The next day we docked at the port in Key West. We rode the tram into town and walked all over Duvall Street after I stopped at the local pharmacy for moisturizer. We tried on bathing suits, bought souvenirs, shot glasses and proceeded to spend two hours in the Coach outlet store. We literally had to run down Duvall to catch the last tram back to the ship. Everyone was singing and laughing on the way back. Did I mention we were docked at a US military ship yard? Upon arriving back at the entrance gate we were met by naval officers armed with M-16s checking everyone for their ID and ship cards. That was the ultimate mute button on the singing.
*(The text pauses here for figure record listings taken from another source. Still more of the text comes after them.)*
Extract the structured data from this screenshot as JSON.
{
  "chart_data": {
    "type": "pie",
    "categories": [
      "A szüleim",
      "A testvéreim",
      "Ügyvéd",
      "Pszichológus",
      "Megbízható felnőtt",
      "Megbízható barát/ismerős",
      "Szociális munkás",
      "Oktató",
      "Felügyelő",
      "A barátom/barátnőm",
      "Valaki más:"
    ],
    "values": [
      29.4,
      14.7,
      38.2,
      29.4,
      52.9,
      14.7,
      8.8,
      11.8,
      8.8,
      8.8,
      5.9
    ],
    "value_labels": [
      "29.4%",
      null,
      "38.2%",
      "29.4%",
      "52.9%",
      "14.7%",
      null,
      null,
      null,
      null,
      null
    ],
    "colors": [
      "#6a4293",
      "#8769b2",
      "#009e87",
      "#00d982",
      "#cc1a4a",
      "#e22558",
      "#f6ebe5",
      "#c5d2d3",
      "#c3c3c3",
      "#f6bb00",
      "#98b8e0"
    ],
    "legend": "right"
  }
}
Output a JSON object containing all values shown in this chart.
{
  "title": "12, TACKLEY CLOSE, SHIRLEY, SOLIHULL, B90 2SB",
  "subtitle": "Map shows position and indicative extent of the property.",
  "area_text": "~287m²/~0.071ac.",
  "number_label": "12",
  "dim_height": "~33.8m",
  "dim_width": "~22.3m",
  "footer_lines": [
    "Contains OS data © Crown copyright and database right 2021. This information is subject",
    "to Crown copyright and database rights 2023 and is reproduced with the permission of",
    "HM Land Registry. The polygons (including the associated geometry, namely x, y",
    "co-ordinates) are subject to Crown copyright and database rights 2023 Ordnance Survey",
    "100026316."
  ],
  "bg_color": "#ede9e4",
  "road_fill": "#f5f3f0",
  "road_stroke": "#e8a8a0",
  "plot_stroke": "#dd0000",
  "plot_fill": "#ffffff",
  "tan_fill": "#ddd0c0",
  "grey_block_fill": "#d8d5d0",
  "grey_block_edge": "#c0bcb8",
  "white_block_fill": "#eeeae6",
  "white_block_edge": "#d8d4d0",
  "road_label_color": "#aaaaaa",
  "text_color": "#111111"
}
The next day I was feeling fine and fancy when we docked in Cozumel, Mexico. We wore our bathing suits under a sundress and a sarong. We bought liquor and cigars at the duty-free shops and caught a taxi into town. We walked all over sampling tequila, haggling down prices and had lunch at rooftop restaurant. Our shrimp dishes were so fresh I wanted to take some back home with me. Several shots of tequila, 4 frozen drinks and too many limes to count later we staggered back to the taxi stand and went to the beach. We stayed until dusk and then took another taxi back to the port area where two college-aged girls were working a pole-like palm tree for tips inside an open air Ruby Tuesday restaurant. The funniest thing we saw was a group of rickshaws hauling people to drunk to walk back across the 100 foot long pier to the ship.
The last day was a full day on board the ship. We ate breakfast near the rails and looked out at the vast ocean. We browsed the shops and hung out int he hot tubs on the lido deck. After much debate I taught my best friend how to play Blackjack in the casino and she came out $5 richer. We took in a great show at the theater and signed up for some drunken karaoke.
The next morning arrived at the port in Miami, FL and took our shuttle to the airport. Our flight wasn't for another 3 hours so we tied our shoelaces to our luggage and slept for about 1 1/2 hours. We woke up, grabbed a bite and headed for our plane home.